I authorize Petaluma Equine PC to anesthetize and perform the following surgery/procedure
as explained to me by Dr. Sakai.
on the above patient. I have been informed of and understand the inherent risk of anesthetizing and recovering horses from general anesthesia. Including but not limited to; anaphylactic shock, cardiac arrhythmia, adverse drug reactions, muscle damage, nerve damage, fracture, catastrophic injury, and death.
I am responsible for the above horse and have the authority to grant consent to the hospitalization, anesthesia, surgery and/or related procedures. I have been encouraged to discuss any concerns I have about these risks with my veterinarian before the procedure(s) are initiated. My signature on this consent form indicates that my questions have been answered to my satisfaction. I acknowledge the aforementioned risks and understand the veterinarians and hospital staff will take the necessary steps to minimize them. I also acknowledge that no warranty or guarantee has been given to me as to the results or cure afforded by the procedures to be performed.

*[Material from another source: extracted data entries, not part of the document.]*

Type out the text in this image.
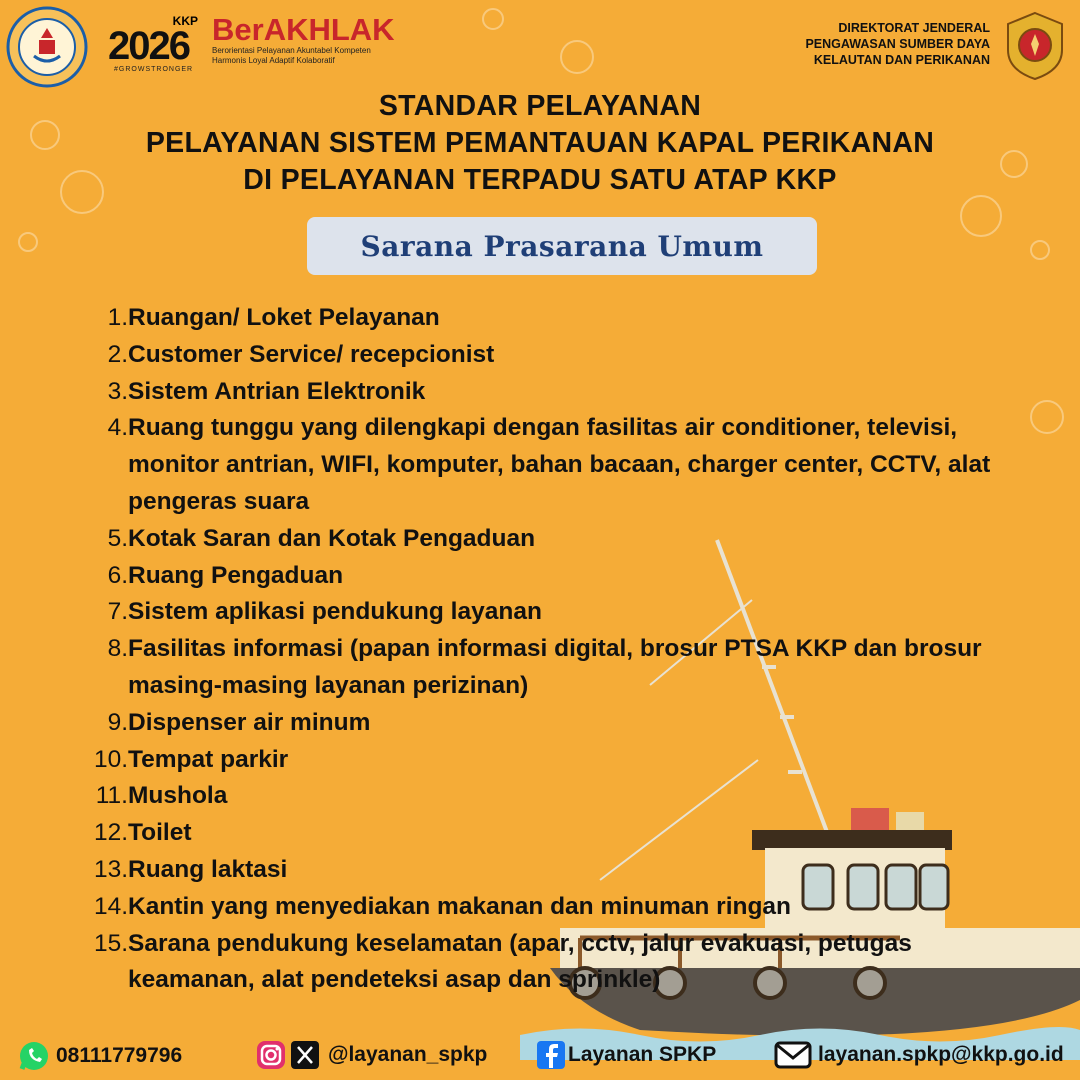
KKP
2026
#GROWSTRONGER
BerAKHLAK
Berorientasi Pelayanan Akuntabel Kompeten
Harmonis Loyal Adaptif Kolaboratif
DIREKTORAT JENDERAL
PENGAWASAN SUMBER DAYA
KELAUTAN DAN PERIKANAN
STANDAR PELAYANAN
PELAYANAN SISTEM PEMANTAUAN KAPAL PERIKANAN
DI PELAYANAN TERPADU SATU ATAP KKP
Sarana Prasarana Umum
1. Ruangan/ Loket Pelayanan
2. Customer Service/ recepcionist
3. Sistem Antrian Elektronik
4. Ruang tunggu yang dilengkapi dengan fasilitas air conditioner, televisi, monitor antrian, WIFI, komputer, bahan bacaan, charger center, CCTV, alat pengeras suara
5. Kotak Saran dan Kotak Pengaduan
6. Ruang Pengaduan
7. Sistem aplikasi pendukung layanan
8. Fasilitas informasi (papan informasi digital, brosur PTSA KKP dan brosur masing-masing layanan perizinan)
9. Dispenser air minum
10. Tempat parkir
11. Mushola
12. Toilet
13. Ruang laktasi
14. Kantin yang menyediakan makanan dan minuman ringan
15. Sarana pendukung keselamatan (apar, cctv, jalur evakuasi, petugas keamanan, alat pendeteksi asap dan sprinkle)
08111779796	@layanan_spkp	Layanan SPKP	layanan.spkp@kkp.go.id
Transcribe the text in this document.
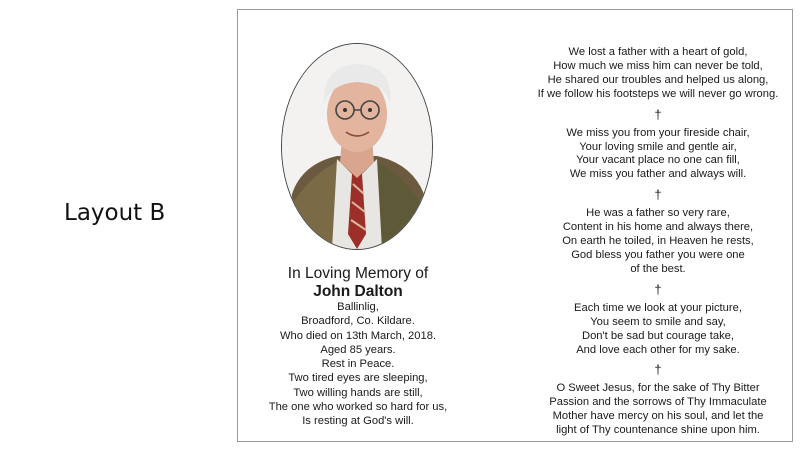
Layout B
In Loving Memory of
John Dalton
Ballinlig,
Broadford, Co. Kildare.
Who died on 13th March, 2018.
Aged 85 years.
Rest in Peace.
Two tired eyes are sleeping,
Two willing hands are still,
The one who worked so hard for us,
Is resting at God's will.
We lost a father with a heart of gold,
How much we miss him can never be told,
He shared our troubles and helped us along,
If we follow his footsteps we will never go wrong.
†
We miss you from your fireside chair,
Your loving smile and gentle air,
Your vacant place no one can fill,
We miss you father and always will.
†
He was a father so very rare,
Content in his home and always there,
On earth he toiled, in Heaven he rests,
God bless you father you were one
of the best.
†
Each time we look at your picture,
You seem to smile and say,
Don't be sad but courage take,
And love each other for my sake.
†
O Sweet Jesus, for the sake of Thy Bitter
Passion and the sorrows of Thy Immaculate
Mother have mercy on his soul, and let the
light of Thy countenance shine upon him.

In the event of surgical or medical complications during the procedure, I authorize Petaluma Equine PC to take the necessary diagnostic, surgical, and medical steps to ensure the patient’s well-being as directed by a veterinarian. I will be available by phone during the procedure should the need arise to be contacted.
I have read and fully understand this anesthesia and surgery authorization form and I WILL NOT HOLD PETALUMA EQUINE, PC OR THEIR AFFILIATES, EMPLOYEES OR VETERINARIANS LIABLE FOR ANY DAMAGES OR COMPLICATIONS THAT MAY ARISE FROM THESE PROCEDURES.
Thank you for completing this release. We look forward to seeing you and your horse when you drop them off for surgery.